Ángel Corella se muestra optimista respecto a su personal proyecto, la creación de una Escuela-Residencia de Danza, en Segovia, que según dijo podría estar ya en marcha “a mediados del próximo año”. El centro formará a los bailarines en todos los aspectos relacionados con la danza clásica y también será la cantera de la que pueda nutrirse en el futuro en el Corella Ballet Castilla y León.
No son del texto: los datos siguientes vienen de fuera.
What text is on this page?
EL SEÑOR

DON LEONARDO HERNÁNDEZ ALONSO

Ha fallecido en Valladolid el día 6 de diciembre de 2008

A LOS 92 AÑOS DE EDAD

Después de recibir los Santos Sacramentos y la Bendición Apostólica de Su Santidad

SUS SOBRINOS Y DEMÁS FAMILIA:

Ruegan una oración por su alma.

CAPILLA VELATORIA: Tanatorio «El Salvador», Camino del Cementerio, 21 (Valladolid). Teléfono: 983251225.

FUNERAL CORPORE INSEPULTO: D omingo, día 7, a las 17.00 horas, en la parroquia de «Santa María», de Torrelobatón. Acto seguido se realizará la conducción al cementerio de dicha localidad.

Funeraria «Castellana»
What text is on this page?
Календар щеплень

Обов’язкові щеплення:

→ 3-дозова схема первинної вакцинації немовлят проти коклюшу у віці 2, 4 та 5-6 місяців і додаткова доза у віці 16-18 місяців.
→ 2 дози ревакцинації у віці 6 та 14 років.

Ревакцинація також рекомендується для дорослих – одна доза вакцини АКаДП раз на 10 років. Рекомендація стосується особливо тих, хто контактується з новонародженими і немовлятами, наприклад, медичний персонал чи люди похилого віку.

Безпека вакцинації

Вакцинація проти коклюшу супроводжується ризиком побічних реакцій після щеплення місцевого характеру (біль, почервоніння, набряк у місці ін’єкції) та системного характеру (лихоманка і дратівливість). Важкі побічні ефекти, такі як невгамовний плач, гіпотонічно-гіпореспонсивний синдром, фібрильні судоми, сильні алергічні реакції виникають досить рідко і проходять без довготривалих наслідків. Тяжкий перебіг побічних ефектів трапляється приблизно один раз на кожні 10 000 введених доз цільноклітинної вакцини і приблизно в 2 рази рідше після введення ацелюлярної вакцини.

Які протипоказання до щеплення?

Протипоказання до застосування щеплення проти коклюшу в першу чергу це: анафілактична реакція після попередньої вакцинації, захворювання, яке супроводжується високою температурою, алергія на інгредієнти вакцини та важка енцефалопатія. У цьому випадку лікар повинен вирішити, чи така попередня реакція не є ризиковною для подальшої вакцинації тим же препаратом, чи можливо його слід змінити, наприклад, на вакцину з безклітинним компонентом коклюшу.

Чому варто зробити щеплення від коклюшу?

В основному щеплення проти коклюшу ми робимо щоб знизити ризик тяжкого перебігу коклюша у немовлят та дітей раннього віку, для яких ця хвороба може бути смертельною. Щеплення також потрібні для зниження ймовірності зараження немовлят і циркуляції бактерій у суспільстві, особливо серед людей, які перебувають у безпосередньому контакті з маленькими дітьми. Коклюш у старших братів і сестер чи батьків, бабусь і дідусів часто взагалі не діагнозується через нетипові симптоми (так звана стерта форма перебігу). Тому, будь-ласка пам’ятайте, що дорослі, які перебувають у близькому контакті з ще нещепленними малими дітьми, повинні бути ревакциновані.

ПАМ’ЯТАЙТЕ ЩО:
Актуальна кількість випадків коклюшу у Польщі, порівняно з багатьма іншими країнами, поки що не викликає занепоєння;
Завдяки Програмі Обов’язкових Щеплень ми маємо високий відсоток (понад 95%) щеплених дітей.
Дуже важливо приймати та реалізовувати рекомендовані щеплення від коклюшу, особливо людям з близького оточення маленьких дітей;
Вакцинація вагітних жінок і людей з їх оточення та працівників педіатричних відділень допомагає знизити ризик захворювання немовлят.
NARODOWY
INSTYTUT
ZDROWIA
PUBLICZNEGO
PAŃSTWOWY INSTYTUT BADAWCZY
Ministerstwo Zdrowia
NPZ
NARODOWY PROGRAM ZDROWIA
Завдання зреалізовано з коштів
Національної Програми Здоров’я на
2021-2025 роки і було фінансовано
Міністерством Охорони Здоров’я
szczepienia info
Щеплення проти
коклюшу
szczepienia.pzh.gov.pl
El objetivo del bailarín es acabar con el “éxodo” de artistas que, como hizo él, se ven obligados a salir de España para desarrollar una carrera profesional al más alto nivel. “No es la compañía de Ángel Corella, aunque yo ponga el nombre, sino el sueño de muchos bailarines”, señaló el director, para quien la afición por la danza clásica estaba “medio apagada” en España pero no muerta. “Sólo hacía falta reavivar la llama”, apuntó.

A este respecto, Coreela lamentó la falta de apoyo de las instituciones públicas. Corella se refería en concreto al Ministerio de Cultura, al que la compañía ha enviado la propuesta de mantener dos ballets oficiales, el de la Compañía Nacional de Danza, hasta hace poco dirigida por Nacho Duato, especializada en contemporánea, y la impulsada por el bailarín para la danza clásica. Una idea sobre la que aún no ha recibido respuesta. Corella criticó que el departamento que dirige Ángeles González Sinde “está dando la espalda a muchos bailarines y también al público” y consideró una “locura” abrir la Comañía Nacional de Danza al ballet clásico. “No soy duro, soy realista”, concluyó el director.

 

Estreno en Madrid

El bailarín ha presentado en Madrid su revisión de ‘El Lago de los Cisnes’, que por primera vez en la historia representará una compañía española, el Corella Ballet Castilla y León, en la capital madrileña. La producción, revisada y adaptada al público actual, estará en cartel del 5 al 12 de septiembre en el Teatro de la Zarzuela, donde tuvo lugar el encuentro con los medios de comunicación.

El clásico de Tchaikosky de la compañía con sede en Segovia ha sido actualizado pensando en los nuevos públicos. Así, Corella, director artístico, ha reducido la partitura original y añadido elementos audiovisuales. Se trata de una incorporación tecnológica “muy sutil y discreta”, destacó, pero que permite demostrar que el ballet clásico no está reñido con la modernidad sino, todo lo contrario, que acepta nuevos lenguajes escénicos. Una producción, apuntó el que fuera bailarín principal del American Ballet Theatre, llena de frescura y dinamismo.

El director de la compañía subrayó que se trata de “un espectáculo accesible también para la gente joven” porque es una versión de ‘El Lago de los Cines’ “muy rápida y ligera, que engancha desde el principio”. Además, sólo se realiza un descanso, lo que se adapta mejor al público de hoy en día.

La prueba de fuego de esta producción se pasó ya, y con mucho éxito, en Valladolid y Oviedo. Según recordó Corella, en el teatro vallisoletano, donde se estrenó el pasado 24 de febrero, las entradas para los cinco días de representación se agotaron en la primera hora y media de venta. Una acogida que la compañía patrocinada por la Junta de Castilla y León espera lograr de nuevo en Madrid, en el Teatro de la Zarzuela, un escenario que el director artístico consideró “ideal” para el ballet clásico.

La producción ha sido diseñada específicamente para el Corella Ballet Castilla y León con una nueva escenografía y vestuario originales, creados por Benjamín Tyrrell. Además, se trata de la primera vez en veinte años que una compañía española asume el reto de realizar una nueva producción de ballet clásico, llevado a escena también por bailarines españoles.